= Nakoleia =

Ancient and medieval city in Phrygia

Nakoleia (Νακώλεια and Νακόλεια) also known as Nakolaion (Νακώλαιον), Latinized as Nacolia or Nacolea, was an ancient and medieval city in Phrygia. It corresponds to present-day Seyitgazi, Eskişehir Province in the Central Anatolia region of Turkey.

==Name==
According to tradition, it was named after the nymph Nacole (Νακώλη and Νακόλη).

Stephanus of Byzantium also records an alternative tradition that the city may have been named after Nacolos (Νάκολος), the son of Daskylos.

==History==

A map of Byzantine Anatolia with Nakoleia located in the Opsician Theme

It was a town of Phrygia Salutaris. The area was known for its fertility in late Roman times, thanks to the river Parthenios (Seyit Su), and was wooded in the late 4th century (it is now deforested). It was there that Valens defeated the usurper Procopius in 366 AD (see Battle of Thyatira); under Arcadius it was occupied by a garrison of Goths under Tribigild who revolted against the emperor in 399 AD. As many towns in the region, the town venerated especially the archangel Michael and at least one church is attested to him in the town.

During the Byzantine-Arab wars in the 8th century, the town became a frequent target for Arab raids and was besieged several times. In 782, the town was temporarily captured by the Abbasid Caliphate in 782. Pantoleon the Deacon relates a story in the Miracula S. Michaelis in which attacking Arabs are forced to abandon their siege of the town by the intervention of the archangel after offending him by shooting with a catapult at his church.

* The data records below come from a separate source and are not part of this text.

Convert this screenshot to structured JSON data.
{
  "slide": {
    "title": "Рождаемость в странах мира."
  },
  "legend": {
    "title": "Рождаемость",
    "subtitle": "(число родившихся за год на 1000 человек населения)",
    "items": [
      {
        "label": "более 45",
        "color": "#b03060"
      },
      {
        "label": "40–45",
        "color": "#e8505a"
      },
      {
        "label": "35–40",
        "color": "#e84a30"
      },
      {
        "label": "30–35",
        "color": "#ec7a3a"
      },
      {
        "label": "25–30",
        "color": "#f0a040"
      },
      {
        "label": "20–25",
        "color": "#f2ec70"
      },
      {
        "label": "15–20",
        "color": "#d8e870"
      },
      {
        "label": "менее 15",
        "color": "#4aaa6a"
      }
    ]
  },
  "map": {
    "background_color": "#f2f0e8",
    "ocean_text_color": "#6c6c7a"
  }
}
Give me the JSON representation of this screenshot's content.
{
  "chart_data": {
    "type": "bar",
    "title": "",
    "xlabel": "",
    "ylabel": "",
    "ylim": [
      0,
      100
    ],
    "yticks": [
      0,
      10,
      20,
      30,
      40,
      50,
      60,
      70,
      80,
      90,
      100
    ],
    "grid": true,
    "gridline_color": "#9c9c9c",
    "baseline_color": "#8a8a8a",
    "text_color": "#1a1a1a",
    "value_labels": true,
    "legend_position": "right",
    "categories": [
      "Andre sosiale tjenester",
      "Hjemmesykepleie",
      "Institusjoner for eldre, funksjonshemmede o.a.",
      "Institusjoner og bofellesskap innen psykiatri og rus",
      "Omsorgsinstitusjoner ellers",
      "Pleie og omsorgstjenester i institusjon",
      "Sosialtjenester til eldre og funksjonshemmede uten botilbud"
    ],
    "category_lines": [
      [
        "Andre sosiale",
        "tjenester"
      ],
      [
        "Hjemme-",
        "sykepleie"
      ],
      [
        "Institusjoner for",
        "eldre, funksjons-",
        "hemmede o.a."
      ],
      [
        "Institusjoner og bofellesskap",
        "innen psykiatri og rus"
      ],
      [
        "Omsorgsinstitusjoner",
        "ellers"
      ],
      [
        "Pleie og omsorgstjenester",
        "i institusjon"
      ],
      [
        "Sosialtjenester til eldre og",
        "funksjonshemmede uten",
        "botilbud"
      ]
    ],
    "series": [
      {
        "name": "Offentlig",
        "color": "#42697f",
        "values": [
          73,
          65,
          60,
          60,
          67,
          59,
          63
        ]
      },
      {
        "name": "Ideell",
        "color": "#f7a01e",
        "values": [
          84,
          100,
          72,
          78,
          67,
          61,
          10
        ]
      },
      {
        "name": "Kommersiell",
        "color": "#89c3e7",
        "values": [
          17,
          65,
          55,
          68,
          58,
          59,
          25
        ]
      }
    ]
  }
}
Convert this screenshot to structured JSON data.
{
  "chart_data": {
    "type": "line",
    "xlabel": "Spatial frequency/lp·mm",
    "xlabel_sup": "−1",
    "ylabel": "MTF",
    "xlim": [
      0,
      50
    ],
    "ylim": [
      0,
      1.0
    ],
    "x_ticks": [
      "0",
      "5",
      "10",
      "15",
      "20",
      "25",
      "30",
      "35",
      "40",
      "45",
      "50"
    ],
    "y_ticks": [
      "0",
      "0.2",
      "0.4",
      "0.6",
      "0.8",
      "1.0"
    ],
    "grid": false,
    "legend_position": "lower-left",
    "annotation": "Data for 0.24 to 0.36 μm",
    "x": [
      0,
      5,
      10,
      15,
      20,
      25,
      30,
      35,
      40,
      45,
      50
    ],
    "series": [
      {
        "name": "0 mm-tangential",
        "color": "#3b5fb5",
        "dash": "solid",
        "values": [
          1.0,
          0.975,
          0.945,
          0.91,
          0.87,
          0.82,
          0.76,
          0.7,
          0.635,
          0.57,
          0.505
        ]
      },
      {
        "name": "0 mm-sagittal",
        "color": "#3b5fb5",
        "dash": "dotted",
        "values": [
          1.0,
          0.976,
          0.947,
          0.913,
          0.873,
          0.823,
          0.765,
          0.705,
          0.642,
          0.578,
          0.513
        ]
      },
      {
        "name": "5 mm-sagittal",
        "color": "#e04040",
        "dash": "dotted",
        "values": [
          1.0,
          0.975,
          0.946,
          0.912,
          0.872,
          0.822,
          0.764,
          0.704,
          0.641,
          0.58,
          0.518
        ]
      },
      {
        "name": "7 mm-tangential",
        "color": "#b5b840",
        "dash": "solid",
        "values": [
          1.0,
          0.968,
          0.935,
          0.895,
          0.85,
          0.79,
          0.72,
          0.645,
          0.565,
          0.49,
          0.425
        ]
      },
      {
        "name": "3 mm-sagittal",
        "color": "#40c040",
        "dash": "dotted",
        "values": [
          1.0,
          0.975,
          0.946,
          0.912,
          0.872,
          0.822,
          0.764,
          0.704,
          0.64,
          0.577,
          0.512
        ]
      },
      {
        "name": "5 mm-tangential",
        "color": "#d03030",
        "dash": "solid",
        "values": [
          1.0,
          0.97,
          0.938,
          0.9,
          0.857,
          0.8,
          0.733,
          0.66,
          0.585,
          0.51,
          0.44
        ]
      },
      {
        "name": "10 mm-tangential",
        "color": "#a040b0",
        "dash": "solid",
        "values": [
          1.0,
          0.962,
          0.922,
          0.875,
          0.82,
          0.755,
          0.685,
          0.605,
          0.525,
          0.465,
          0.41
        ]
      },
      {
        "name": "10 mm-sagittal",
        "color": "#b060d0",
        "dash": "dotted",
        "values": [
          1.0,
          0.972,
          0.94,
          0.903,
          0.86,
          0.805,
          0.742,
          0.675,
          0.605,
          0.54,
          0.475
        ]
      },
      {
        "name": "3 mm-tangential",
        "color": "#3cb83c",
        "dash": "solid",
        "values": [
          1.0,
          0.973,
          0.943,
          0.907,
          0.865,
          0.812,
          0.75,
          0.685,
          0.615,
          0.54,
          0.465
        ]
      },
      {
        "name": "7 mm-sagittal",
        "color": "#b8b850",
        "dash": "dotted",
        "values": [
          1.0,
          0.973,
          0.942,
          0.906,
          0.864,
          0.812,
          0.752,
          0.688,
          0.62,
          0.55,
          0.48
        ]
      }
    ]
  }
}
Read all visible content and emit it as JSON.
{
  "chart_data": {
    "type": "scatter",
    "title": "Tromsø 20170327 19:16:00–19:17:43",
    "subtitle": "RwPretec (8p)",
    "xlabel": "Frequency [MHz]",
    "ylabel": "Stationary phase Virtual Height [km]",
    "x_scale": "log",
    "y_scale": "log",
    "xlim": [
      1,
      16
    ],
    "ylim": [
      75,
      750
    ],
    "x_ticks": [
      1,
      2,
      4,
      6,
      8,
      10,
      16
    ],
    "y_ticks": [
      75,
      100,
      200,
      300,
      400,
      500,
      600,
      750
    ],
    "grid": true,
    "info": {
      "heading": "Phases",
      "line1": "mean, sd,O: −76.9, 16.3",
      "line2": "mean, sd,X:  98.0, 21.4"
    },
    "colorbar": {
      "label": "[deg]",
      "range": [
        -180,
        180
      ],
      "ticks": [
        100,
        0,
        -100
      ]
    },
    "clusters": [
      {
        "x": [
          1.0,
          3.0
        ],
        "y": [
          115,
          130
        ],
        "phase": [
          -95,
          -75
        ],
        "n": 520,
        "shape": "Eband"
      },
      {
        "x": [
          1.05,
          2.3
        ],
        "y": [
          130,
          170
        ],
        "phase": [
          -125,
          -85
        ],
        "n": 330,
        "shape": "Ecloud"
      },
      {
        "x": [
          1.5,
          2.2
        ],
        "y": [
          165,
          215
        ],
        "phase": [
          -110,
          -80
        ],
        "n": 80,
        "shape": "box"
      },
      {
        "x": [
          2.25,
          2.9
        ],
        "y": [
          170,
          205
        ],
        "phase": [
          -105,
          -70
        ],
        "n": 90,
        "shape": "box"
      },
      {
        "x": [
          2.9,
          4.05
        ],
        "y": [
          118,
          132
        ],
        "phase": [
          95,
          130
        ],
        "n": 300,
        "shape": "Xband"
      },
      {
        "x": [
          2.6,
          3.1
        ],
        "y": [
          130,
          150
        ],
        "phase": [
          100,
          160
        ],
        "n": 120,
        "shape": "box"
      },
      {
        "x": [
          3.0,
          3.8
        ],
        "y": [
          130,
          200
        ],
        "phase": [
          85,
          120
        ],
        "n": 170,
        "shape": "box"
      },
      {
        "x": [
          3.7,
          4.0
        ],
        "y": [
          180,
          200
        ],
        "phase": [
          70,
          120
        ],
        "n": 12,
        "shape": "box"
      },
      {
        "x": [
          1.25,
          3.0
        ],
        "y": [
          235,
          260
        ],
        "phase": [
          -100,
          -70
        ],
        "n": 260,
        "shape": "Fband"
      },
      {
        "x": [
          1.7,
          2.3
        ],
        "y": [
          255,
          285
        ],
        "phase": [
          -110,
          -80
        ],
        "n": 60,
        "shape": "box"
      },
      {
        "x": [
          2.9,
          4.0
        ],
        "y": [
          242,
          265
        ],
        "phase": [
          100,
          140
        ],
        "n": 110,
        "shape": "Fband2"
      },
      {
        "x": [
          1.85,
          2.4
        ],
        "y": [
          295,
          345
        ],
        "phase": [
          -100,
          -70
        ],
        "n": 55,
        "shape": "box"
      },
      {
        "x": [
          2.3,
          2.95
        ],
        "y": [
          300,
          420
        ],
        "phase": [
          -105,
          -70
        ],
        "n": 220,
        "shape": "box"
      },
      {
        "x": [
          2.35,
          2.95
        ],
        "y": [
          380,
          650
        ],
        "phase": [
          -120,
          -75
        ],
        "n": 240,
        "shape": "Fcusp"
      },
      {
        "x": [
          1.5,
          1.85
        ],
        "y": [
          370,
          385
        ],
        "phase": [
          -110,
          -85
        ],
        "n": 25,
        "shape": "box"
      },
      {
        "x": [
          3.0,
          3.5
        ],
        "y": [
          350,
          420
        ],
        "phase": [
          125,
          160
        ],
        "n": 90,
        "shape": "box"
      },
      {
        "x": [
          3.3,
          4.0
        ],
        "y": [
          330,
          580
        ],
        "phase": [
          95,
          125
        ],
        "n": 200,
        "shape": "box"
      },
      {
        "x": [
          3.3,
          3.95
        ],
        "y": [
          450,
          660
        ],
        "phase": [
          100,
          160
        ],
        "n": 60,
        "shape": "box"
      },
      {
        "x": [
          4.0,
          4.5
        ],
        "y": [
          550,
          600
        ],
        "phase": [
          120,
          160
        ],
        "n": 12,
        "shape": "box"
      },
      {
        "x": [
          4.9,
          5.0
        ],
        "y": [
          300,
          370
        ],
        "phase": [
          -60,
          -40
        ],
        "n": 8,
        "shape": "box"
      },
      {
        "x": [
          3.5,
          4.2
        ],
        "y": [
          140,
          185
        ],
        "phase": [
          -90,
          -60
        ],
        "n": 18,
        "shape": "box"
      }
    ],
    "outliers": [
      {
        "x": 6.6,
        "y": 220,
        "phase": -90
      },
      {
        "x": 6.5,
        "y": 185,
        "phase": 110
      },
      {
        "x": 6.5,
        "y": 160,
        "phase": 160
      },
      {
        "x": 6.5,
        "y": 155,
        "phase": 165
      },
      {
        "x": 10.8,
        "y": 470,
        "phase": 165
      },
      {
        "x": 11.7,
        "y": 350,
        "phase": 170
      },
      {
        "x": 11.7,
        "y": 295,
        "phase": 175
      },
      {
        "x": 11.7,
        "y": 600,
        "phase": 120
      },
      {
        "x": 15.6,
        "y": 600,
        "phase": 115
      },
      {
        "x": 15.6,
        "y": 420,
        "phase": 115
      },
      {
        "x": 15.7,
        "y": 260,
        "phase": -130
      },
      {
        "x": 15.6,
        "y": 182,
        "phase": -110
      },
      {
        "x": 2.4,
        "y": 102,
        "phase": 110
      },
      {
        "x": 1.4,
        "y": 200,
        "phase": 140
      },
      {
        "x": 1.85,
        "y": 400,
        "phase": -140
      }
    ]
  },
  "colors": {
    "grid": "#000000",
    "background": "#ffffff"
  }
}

The armies of the First Crusade most likely passed by this town in 1097. The town was permanently conquered by the Seljuk Turks in the late 12th century who called it Kala'-i-Mashihya, the Christian Castle.

==Bishopric==
At first a suffragan of Synnada, the see of Nakoleia became important in the early 8th century, when its bishop Constantine became one of the leading proponents of Byzantine Iconoclasm under Leo III the Isaurian (ruled 717–741) and was later condemned as an heresiarch at the Second Council of Nicaea (787). Nakoleia was elevated to the rank of an archbishopric between 787 and 862, and eventually to a metropolitan see between 1035 and 1066, when its incumbent appears in the last place among the metropolitans attending a council. The see continued in existence as a metropolis, without suffragans, until the 14th century. Nakoleia is included, with archiepiscopal rank, in the Catholic Church's list of titular sees and has been left without titular bishops since 1973.